A local Libyan brigade has closed down two valves on a pipeline to Sharara oilfield, the country’s largest, to make demands for more fuel supplies and better economic conditions for the Zintan region, a source in Zintan said on Sunday.
Another field, El Feel, has also been shut because of the pipeline blockade, and state-run National Oil Corp (NOC) has declared force majeure on Mellitah crude exports due to the closure, two Libyan oil sources said on Sunday.
Sharara, which was producing around 280,000 barrels per day, had been shut down a week ago, engineers said, and NOC declared force majeure on loadings of Sharara crude from the Zawiya oil terminal, according to a company document.
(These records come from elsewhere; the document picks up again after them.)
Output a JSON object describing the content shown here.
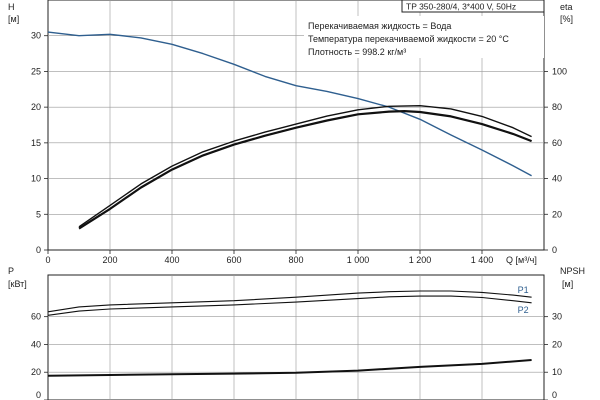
{
  "title": "TP 350-280/4, 3*400 V, 50Hz",
  "conditions": [
    "Перекачиваемая жидкость = Вода",
    "Температура перекачиваемой жидкости = 20 °C",
    "Плотность = 998.2 кг/м³"
  ],
  "chart_data": [
    {
      "type": "line",
      "title": "TP 350-280/4, 3*400 V, 50Hz",
      "xlabel": "Q [м³/ч]",
      "x_ticks": [
        "0",
        "200",
        "400",
        "600",
        "800",
        "1 000",
        "1 200",
        "1 400"
      ],
      "xlim": [
        0,
        1600
      ],
      "ylabel": "H [м]",
      "ylim": [
        0,
        35
      ],
      "y_ticks": [
        "0",
        "5",
        "10",
        "15",
        "20",
        "25",
        "30"
      ],
      "y2label": "eta [%]",
      "y2lim": [
        0,
        140
      ],
      "y2_ticks": [
        "0",
        "20",
        "40",
        "60",
        "80",
        "100"
      ],
      "grid": true,
      "series": [
        {
          "axis": "left",
          "color": "#2f5f8f",
          "x": [
            0,
            100,
            200,
            300,
            400,
            500,
            600,
            700,
            800,
            900,
            1000,
            1100,
            1200,
            1300,
            1400,
            1500,
            1560
          ],
          "values": [
            30.5,
            30.0,
            30.2,
            29.7,
            28.8,
            27.5,
            26.0,
            24.3,
            23.0,
            22.2,
            21.2,
            20.0,
            18.3,
            16.1,
            14.0,
            11.8,
            10.4
          ]
        },
        {
          "axis": "right",
          "color": "#111111",
          "x": [
            100,
            200,
            300,
            400,
            500,
            600,
            700,
            800,
            900,
            1000,
            1100,
            1150,
            1200,
            1300,
            1400,
            1500,
            1560
          ],
          "values": [
            12,
            23,
            35,
            45,
            53,
            59,
            64,
            68.5,
            72.5,
            76,
            77.5,
            77.8,
            77.3,
            74.8,
            70.5,
            65,
            61
          ]
        },
        {
          "axis": "right",
          "color": "#111111",
          "x": [
            100,
            200,
            300,
            400,
            500,
            600,
            700,
            800,
            900,
            1000,
            1100,
            1200,
            1300,
            1400,
            1500,
            1560
          ],
          "values": [
            13,
            25,
            37,
            47,
            55,
            61,
            66,
            70.5,
            75,
            78.5,
            80.5,
            80.8,
            79,
            74.8,
            68.5,
            63.5
          ]
        }
      ]
    },
    {
      "type": "line",
      "ylabel": "P [кВт]",
      "ylim": [
        0,
        90
      ],
      "y_ticks": [
        "0",
        "20",
        "40",
        "60"
      ],
      "y2label": "NPSH [м]",
      "y2lim": [
        0,
        45
      ],
      "y2_ticks": [
        "0",
        "10",
        "20",
        "30"
      ],
      "xlim": [
        0,
        1600
      ],
      "grid": true,
      "series": [
        {
          "name": "P1",
          "axis": "left",
          "color": "#111111",
          "x": [
            0,
            100,
            200,
            400,
            600,
            800,
            1000,
            1100,
            1200,
            1300,
            1400,
            1500,
            1560
          ],
          "values": [
            63.5,
            67,
            68.5,
            70,
            71.5,
            74,
            77,
            78,
            78.5,
            78.5,
            77.5,
            75.5,
            74
          ]
        },
        {
          "name": "P2",
          "axis": "left",
          "color": "#111111",
          "x": [
            0,
            100,
            200,
            400,
            600,
            800,
            1000,
            1100,
            1200,
            1300,
            1400,
            1500,
            1560
          ],
          "values": [
            61,
            64,
            65.5,
            67,
            68.5,
            70.5,
            73,
            74.3,
            74.8,
            74.8,
            73.8,
            71.5,
            70
          ]
        },
        {
          "axis": "right",
          "color": "#111111",
          "x": [
            0,
            200,
            400,
            600,
            800,
            1000,
            1200,
            1400,
            1560
          ],
          "values": [
            8.7,
            9.0,
            9.3,
            9.5,
            9.8,
            10.6,
            11.9,
            13.0,
            14.4
          ]
        }
      ]
    }
  ]
}
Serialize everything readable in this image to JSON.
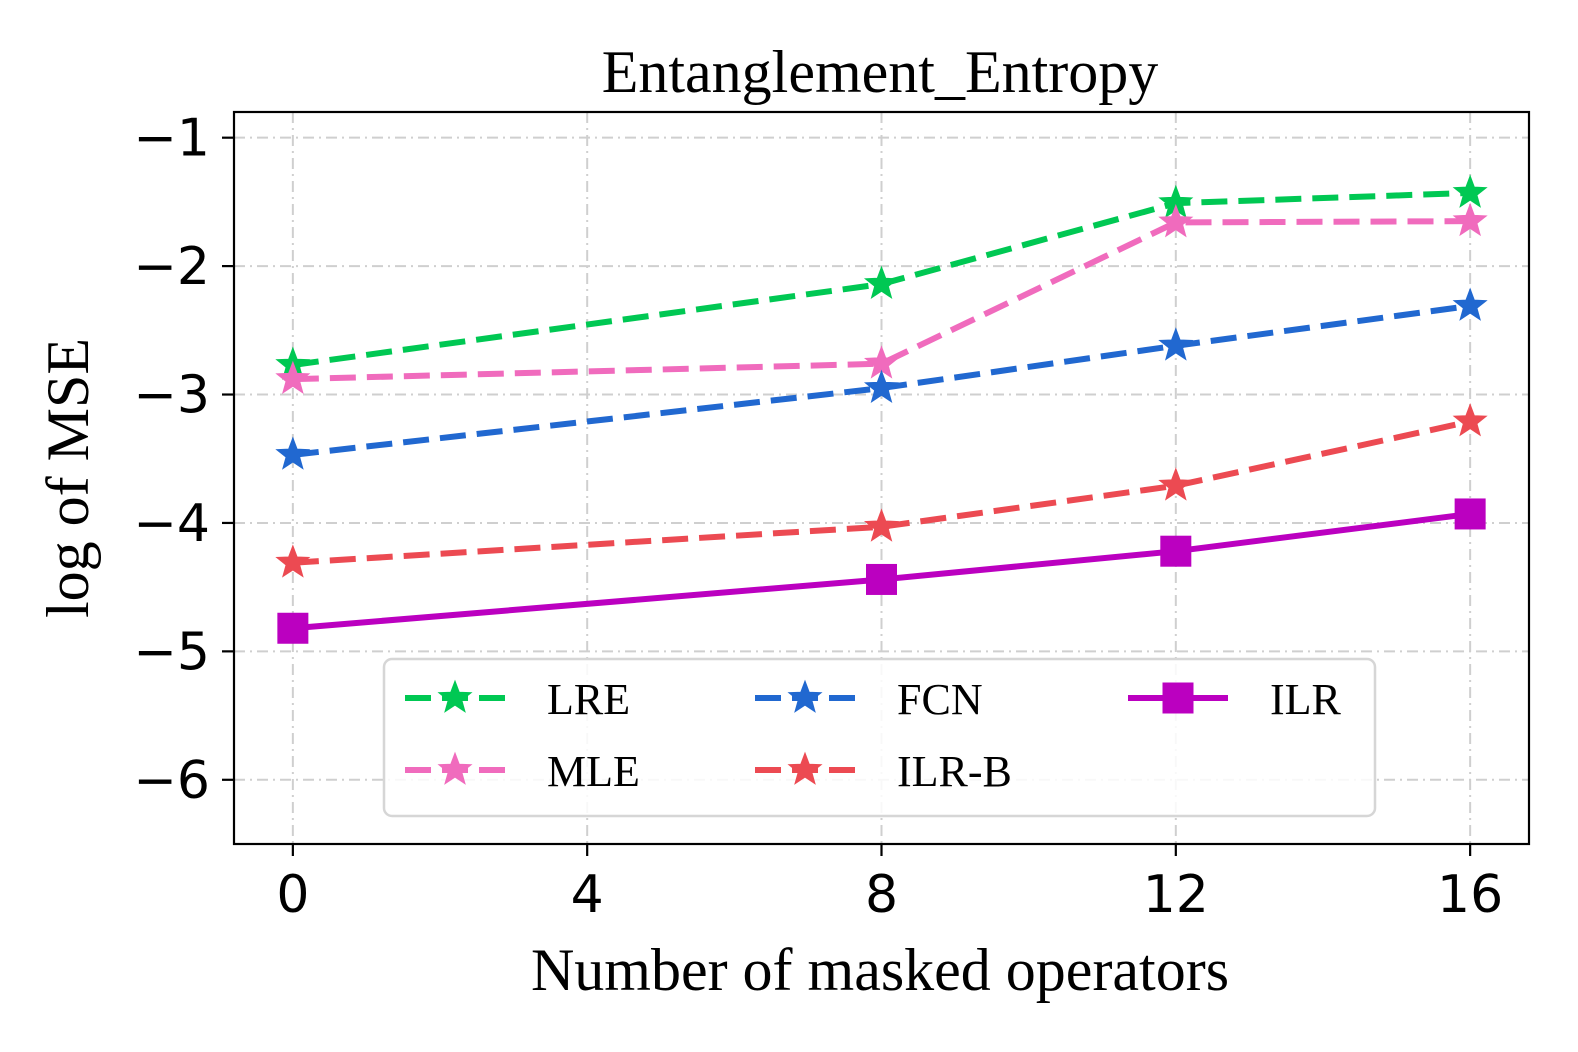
{
  "chart_data": {
    "type": "line",
    "title": "Entanglement_Entropy",
    "xlabel": "Number of masked operators",
    "ylabel": "log of MSE",
    "x": [
      0,
      8,
      12,
      16
    ],
    "xticks": [
      0,
      4,
      8,
      12,
      16
    ],
    "xtick_labels": [
      "0",
      "4",
      "8",
      "12",
      "16"
    ],
    "yticks": [
      -1,
      -2,
      -3,
      -4,
      -5,
      -6
    ],
    "ytick_labels": [
      "−1",
      "−2",
      "−3",
      "−4",
      "−5",
      "−6"
    ],
    "xlim": [
      -0.8,
      16.8
    ],
    "ylim": [
      -6.5,
      -0.8
    ],
    "grid": true,
    "legend_position": "lower-center",
    "series": [
      {
        "name": "LRE",
        "values": [
          -2.77,
          -2.14,
          -1.51,
          -1.43
        ],
        "color": "#00c853",
        "linestyle": "dashed",
        "marker": "star"
      },
      {
        "name": "MLE",
        "values": [
          -2.88,
          -2.76,
          -1.66,
          -1.65
        ],
        "color": "#f06bbd",
        "linestyle": "dashed",
        "marker": "star"
      },
      {
        "name": "FCN",
        "values": [
          -3.47,
          -2.95,
          -2.62,
          -2.31
        ],
        "color": "#2168d0",
        "linestyle": "dashed",
        "marker": "star"
      },
      {
        "name": "ILR-B",
        "values": [
          -4.31,
          -4.03,
          -3.71,
          -3.21
        ],
        "color": "#ec4a52",
        "linestyle": "dashed",
        "marker": "star"
      },
      {
        "name": "ILR",
        "values": [
          -4.82,
          -4.44,
          -4.22,
          -3.93
        ],
        "color": "#bb00c0",
        "linestyle": "solid",
        "marker": "square"
      }
    ]
  }
}
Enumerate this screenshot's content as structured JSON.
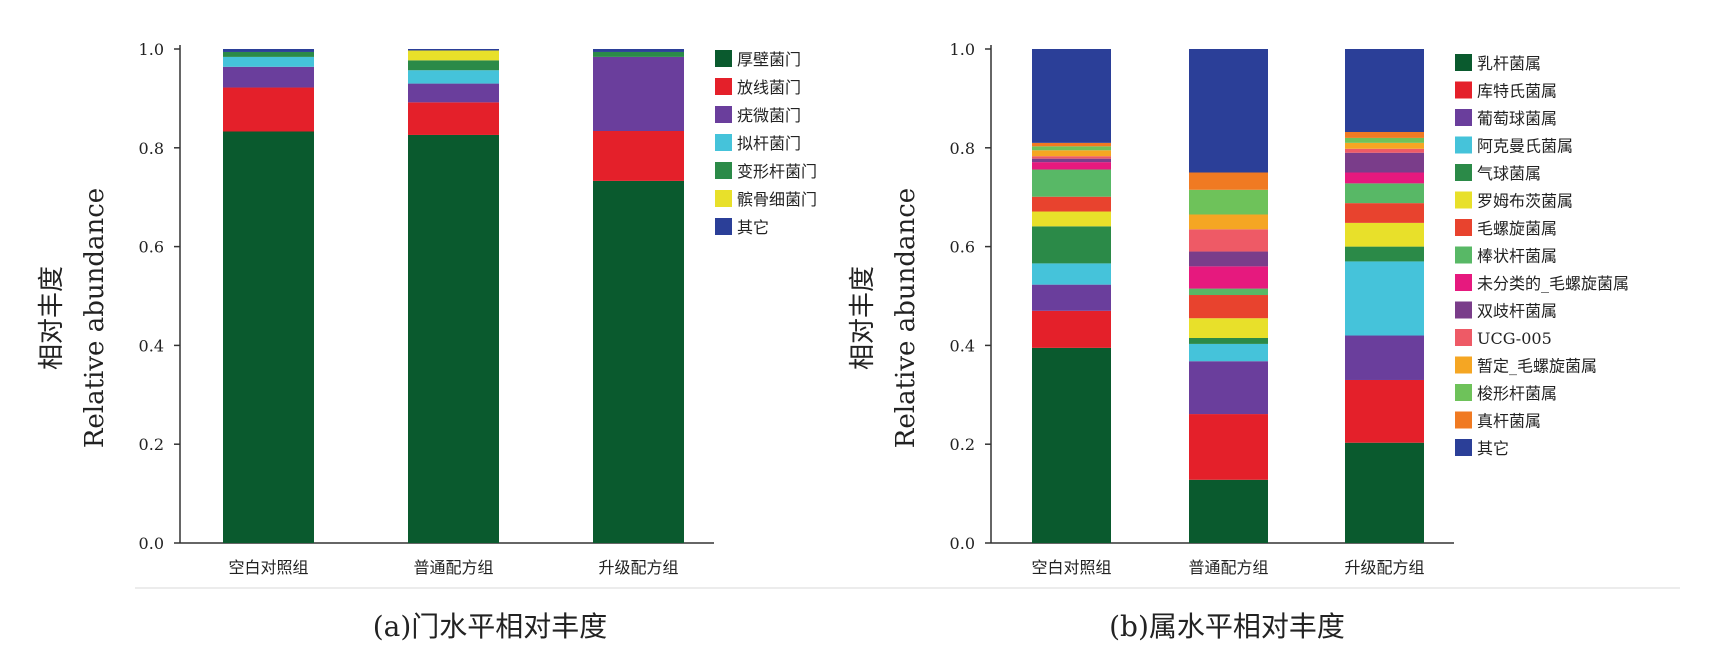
{
  "chart_data": [
    {
      "type": "bar",
      "stacked": true,
      "caption": "(a)门水平相对丰度",
      "ylabel_cn": "相对丰度",
      "ylabel_en": "Relative abundance",
      "ylim": [
        0,
        1.0
      ],
      "yticks": [
        "0.0",
        "0.2",
        "0.4",
        "0.6",
        "0.8",
        "1.0"
      ],
      "categories": [
        "空白对照组",
        "普通配方组",
        "升级配方组"
      ],
      "legend_position": "right",
      "series": [
        {
          "name": "厚壁菌门",
          "color": "#0a5a2e",
          "values": [
            0.833,
            0.826,
            0.733
          ]
        },
        {
          "name": "放线菌门",
          "color": "#e4202a",
          "values": [
            0.089,
            0.066,
            0.101
          ]
        },
        {
          "name": "疣微菌门",
          "color": "#6a3e9c",
          "values": [
            0.042,
            0.038,
            0.15
          ]
        },
        {
          "name": "拟杆菌门",
          "color": "#45c3da",
          "values": [
            0.02,
            0.027,
            0.0
          ]
        },
        {
          "name": "变形杆菌门",
          "color": "#2b8a48",
          "values": [
            0.01,
            0.02,
            0.01
          ]
        },
        {
          "name": "髌骨细菌门",
          "color": "#e8e02a",
          "values": [
            0.0,
            0.02,
            0.0
          ]
        },
        {
          "name": "其它",
          "color": "#2b3f98",
          "values": [
            0.006,
            0.003,
            0.006
          ]
        }
      ]
    },
    {
      "type": "bar",
      "stacked": true,
      "caption": "(b)属水平相对丰度",
      "ylabel_cn": "相对丰度",
      "ylabel_en": "Relative abundance",
      "ylim": [
        0,
        1.0
      ],
      "yticks": [
        "0.0",
        "0.2",
        "0.4",
        "0.6",
        "0.8",
        "1.0"
      ],
      "categories": [
        "空白对照组",
        "普通配方组",
        "升级配方组"
      ],
      "legend_position": "right",
      "series": [
        {
          "name": "乳杆菌属",
          "color": "#0a5a2e",
          "values": [
            0.395,
            0.128,
            0.203
          ]
        },
        {
          "name": "库特氏菌属",
          "color": "#e4202a",
          "values": [
            0.075,
            0.133,
            0.127
          ]
        },
        {
          "name": "葡萄球菌属",
          "color": "#6a3e9c",
          "values": [
            0.053,
            0.107,
            0.09
          ]
        },
        {
          "name": "阿克曼氏菌属",
          "color": "#45c3da",
          "values": [
            0.043,
            0.035,
            0.15
          ]
        },
        {
          "name": "气球菌属",
          "color": "#2b8a48",
          "values": [
            0.075,
            0.012,
            0.03
          ]
        },
        {
          "name": "罗姆布茨菌属",
          "color": "#e8e02a",
          "values": [
            0.03,
            0.04,
            0.048
          ]
        },
        {
          "name": "毛螺旋菌属",
          "color": "#e8432e",
          "values": [
            0.03,
            0.047,
            0.04
          ]
        },
        {
          "name": "棒状杆菌属",
          "color": "#58b866",
          "values": [
            0.055,
            0.013,
            0.04
          ]
        },
        {
          "name": "未分类的_毛螺旋菌属",
          "color": "#e6197e",
          "values": [
            0.015,
            0.045,
            0.022
          ]
        },
        {
          "name": "双歧杆菌属",
          "color": "#7a3d8a",
          "values": [
            0.007,
            0.03,
            0.04
          ]
        },
        {
          "name": "UCG-005",
          "color": "#ee5a66",
          "values": [
            0.005,
            0.045,
            0.008
          ]
        },
        {
          "name": "暂定_毛螺旋菌属",
          "color": "#f5a623",
          "values": [
            0.012,
            0.03,
            0.012
          ]
        },
        {
          "name": "梭形杆菌属",
          "color": "#6ec25a",
          "values": [
            0.008,
            0.05,
            0.01
          ]
        },
        {
          "name": "真杆菌属",
          "color": "#f07a22",
          "values": [
            0.007,
            0.035,
            0.012
          ]
        },
        {
          "name": "其它",
          "color": "#2b3f98",
          "values": [
            0.19,
            0.25,
            0.168
          ]
        }
      ]
    }
  ]
}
Another brigade tasked with oil facilities protection has closed a pipeline leading to the Hamada field, but the field was still operating and talks on reopening the pipeline were expected on Sunday, a spokesman for state company AGOCO said.
Power struggle
Six years after the fall of Muammar Gaddafi, Libya is caught in a power struggle among competing factions and various armed brigades, with a UN-backed government unable to impose control.
The OPEC country’s oil infrastructure is often the target of blockades and protests, although production has recently risen closer to the 1.6 million barrels per day the North African state produced before the 2011 revolt against Gaddafi.